CO: I think I understood a lot of context. I understood about safety problems. I understood about system problems. I understood the role that personnel play within that, and it really helped me understand the balance between the role that systems play in problems and the role that people play in problems, and the interplay between the two. While most of the employees at King/Drew were good employees who cared deeply about their jobs, there were a fair number who didn't do their jobs well. One of the final tallies that the county provided indicated that more than 600 of the hospital's 2400 workers were disciplined in a crackdown on employee misconduct in the hospital. That's an awful lot of people. If you look at some of the disciplinary reports, the number of things that people did over and over again shows that some of the people may not have been right for their positions. However improved the systems were, they may not have been able to compensate for the poorly trained staffers.

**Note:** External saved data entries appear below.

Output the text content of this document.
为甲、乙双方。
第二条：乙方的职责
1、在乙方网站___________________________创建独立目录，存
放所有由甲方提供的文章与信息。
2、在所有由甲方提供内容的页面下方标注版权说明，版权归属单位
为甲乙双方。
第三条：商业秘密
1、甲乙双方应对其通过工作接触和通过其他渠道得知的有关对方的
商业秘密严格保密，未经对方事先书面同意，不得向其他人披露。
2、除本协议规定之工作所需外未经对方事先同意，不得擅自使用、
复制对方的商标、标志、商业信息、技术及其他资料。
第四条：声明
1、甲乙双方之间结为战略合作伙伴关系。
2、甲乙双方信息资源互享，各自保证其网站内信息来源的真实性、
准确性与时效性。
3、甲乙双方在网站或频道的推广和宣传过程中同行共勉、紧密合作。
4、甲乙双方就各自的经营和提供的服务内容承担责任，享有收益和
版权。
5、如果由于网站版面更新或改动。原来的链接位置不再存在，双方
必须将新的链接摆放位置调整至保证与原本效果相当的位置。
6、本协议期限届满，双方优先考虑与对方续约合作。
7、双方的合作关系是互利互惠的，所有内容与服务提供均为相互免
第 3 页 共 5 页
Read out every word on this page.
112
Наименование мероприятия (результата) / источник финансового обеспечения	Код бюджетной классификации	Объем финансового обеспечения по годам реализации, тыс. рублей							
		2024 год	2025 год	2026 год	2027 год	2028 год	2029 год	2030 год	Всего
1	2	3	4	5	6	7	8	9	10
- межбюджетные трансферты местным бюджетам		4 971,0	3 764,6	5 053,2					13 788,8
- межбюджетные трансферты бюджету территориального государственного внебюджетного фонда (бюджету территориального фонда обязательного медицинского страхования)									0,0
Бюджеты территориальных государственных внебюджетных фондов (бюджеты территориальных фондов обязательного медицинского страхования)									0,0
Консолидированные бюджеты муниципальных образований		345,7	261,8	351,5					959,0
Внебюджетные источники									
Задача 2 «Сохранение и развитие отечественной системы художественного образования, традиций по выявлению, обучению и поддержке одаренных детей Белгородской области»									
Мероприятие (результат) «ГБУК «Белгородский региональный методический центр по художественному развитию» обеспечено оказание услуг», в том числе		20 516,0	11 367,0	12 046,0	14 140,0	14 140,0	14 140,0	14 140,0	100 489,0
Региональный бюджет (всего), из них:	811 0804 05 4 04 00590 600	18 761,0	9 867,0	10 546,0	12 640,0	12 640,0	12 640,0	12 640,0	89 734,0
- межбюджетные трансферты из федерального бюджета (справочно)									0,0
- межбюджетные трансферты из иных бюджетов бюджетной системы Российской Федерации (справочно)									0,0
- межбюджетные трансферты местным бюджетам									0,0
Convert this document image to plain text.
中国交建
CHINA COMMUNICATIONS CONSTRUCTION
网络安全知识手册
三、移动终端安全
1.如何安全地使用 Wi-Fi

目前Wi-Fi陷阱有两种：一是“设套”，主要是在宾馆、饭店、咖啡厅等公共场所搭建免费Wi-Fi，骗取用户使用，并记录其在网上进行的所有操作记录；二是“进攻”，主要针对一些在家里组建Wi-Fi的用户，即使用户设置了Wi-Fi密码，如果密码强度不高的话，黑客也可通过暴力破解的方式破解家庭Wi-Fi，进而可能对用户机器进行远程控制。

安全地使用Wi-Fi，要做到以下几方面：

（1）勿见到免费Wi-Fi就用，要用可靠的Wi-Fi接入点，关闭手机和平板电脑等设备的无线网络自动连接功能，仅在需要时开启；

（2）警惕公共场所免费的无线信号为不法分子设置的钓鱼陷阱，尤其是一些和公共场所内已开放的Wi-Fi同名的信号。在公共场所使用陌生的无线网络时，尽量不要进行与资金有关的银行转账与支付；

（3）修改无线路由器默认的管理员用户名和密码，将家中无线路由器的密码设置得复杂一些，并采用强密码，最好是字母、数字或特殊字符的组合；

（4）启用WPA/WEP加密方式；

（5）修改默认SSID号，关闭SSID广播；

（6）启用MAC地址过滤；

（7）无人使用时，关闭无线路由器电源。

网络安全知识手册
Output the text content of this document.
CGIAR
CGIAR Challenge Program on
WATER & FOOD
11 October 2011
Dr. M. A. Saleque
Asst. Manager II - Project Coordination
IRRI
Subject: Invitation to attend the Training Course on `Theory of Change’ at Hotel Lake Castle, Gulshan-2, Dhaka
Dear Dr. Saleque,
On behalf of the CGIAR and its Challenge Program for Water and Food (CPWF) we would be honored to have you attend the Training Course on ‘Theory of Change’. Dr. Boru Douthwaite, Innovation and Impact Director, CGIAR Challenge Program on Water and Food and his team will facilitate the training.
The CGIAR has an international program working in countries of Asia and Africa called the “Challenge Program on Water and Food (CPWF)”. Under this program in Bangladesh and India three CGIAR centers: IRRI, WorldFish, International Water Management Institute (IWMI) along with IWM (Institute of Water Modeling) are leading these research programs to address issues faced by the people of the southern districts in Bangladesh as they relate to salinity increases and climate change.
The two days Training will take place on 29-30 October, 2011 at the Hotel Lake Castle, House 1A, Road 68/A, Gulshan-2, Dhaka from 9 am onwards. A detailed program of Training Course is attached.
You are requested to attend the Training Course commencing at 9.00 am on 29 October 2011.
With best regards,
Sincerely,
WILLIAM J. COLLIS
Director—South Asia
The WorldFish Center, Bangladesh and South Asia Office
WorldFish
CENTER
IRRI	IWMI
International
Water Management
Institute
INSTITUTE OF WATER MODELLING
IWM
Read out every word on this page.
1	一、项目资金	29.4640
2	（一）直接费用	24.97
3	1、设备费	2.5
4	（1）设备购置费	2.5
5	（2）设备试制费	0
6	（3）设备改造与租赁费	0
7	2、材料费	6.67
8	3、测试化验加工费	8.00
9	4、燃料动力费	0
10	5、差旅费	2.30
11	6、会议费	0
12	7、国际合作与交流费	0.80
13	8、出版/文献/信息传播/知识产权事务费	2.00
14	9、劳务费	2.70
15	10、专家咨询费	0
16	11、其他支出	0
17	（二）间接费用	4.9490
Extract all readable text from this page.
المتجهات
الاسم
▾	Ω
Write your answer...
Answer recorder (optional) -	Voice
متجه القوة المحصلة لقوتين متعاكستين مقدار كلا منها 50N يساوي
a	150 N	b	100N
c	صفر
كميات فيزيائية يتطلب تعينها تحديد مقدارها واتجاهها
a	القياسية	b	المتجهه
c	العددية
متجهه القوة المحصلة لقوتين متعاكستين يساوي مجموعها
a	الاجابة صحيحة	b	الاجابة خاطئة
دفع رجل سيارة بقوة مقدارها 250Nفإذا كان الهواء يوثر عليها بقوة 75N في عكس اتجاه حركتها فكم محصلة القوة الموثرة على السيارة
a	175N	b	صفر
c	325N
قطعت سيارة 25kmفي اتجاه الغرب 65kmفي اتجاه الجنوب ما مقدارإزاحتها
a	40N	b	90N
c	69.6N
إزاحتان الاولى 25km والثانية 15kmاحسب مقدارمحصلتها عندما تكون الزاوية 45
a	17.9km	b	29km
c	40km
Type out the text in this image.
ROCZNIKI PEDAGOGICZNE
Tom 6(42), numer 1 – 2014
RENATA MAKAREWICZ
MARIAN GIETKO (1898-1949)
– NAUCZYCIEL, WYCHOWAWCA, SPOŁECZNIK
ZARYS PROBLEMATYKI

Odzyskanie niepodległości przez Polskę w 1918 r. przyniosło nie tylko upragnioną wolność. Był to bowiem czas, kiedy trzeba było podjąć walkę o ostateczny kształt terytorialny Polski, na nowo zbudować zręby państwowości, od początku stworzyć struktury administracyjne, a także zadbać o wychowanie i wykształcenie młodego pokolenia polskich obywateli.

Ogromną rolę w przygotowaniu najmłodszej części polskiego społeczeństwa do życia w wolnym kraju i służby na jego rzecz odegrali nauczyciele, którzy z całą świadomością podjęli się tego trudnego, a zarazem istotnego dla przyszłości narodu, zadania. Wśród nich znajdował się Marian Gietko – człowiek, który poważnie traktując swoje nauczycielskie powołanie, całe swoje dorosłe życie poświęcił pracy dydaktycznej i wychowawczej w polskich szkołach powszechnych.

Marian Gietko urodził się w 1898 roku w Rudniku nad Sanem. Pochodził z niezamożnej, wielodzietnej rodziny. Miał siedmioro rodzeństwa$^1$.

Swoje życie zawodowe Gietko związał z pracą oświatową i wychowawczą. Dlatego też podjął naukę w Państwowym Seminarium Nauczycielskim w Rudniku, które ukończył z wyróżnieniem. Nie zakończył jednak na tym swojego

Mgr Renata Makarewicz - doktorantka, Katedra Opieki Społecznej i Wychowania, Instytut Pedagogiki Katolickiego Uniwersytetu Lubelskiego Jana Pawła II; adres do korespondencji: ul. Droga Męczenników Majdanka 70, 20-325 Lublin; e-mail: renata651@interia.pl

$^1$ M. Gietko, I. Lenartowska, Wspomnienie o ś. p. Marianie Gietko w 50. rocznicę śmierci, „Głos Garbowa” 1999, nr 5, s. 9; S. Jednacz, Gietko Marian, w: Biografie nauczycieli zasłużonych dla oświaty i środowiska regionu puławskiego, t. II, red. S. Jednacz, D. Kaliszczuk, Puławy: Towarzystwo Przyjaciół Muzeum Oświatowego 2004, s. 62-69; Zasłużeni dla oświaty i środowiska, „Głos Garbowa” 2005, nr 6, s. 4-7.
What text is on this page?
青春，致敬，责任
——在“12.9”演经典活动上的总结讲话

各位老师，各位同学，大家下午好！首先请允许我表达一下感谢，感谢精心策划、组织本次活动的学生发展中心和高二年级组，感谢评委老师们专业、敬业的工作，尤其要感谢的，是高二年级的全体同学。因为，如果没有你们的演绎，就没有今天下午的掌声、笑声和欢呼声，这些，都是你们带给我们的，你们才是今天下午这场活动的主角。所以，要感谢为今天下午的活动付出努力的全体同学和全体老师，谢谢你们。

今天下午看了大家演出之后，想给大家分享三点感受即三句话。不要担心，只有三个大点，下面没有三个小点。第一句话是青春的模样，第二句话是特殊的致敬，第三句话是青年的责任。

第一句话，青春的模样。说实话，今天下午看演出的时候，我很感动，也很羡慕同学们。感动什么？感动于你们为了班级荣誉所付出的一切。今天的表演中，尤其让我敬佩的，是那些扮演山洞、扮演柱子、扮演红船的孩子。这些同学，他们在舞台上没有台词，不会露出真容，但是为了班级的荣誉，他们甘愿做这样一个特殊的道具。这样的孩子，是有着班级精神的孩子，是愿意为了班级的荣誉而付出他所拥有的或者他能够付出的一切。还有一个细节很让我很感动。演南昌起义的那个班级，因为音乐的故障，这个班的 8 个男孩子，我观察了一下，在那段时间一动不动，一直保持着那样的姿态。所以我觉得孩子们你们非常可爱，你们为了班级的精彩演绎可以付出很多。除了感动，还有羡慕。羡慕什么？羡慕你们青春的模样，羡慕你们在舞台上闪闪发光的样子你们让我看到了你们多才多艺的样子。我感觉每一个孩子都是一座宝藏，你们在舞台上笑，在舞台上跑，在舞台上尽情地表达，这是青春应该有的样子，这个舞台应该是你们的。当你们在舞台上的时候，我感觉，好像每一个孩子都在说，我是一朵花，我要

RW: What is it like to win a Pulitzer?
CO: It's a great feeling, but it's tempered by the fact that when you do investigative reporting you hope that there are positive results that come from what you do. It was a real shame that after the amount of time that we spent covering King and uncovering the problems, the county was never able to fix them. If anything, they seemed to just get worse over time. It pained me considerably when we would be writing stories about nurses who were accused of turning down the volume on patients' cardiac monitors so as not to be bothered. And you'd write that story and then 3 or 4 months later, another nurse would be accused of doing something similar and you'd just wonder, how can this happen? How can this still go on when there's so much scrutiny and so much tension and we're devoting so much time to writing about these things? So as exciting as it is to be recognized for the quality of the journalism that we produced, it's also upsetting that the results couldn't have been more positive, so that I would have been able to write a front-page story saying, King/Drew has overcome its problems and the threat of sanctions is lifted. We never got a chance to do that.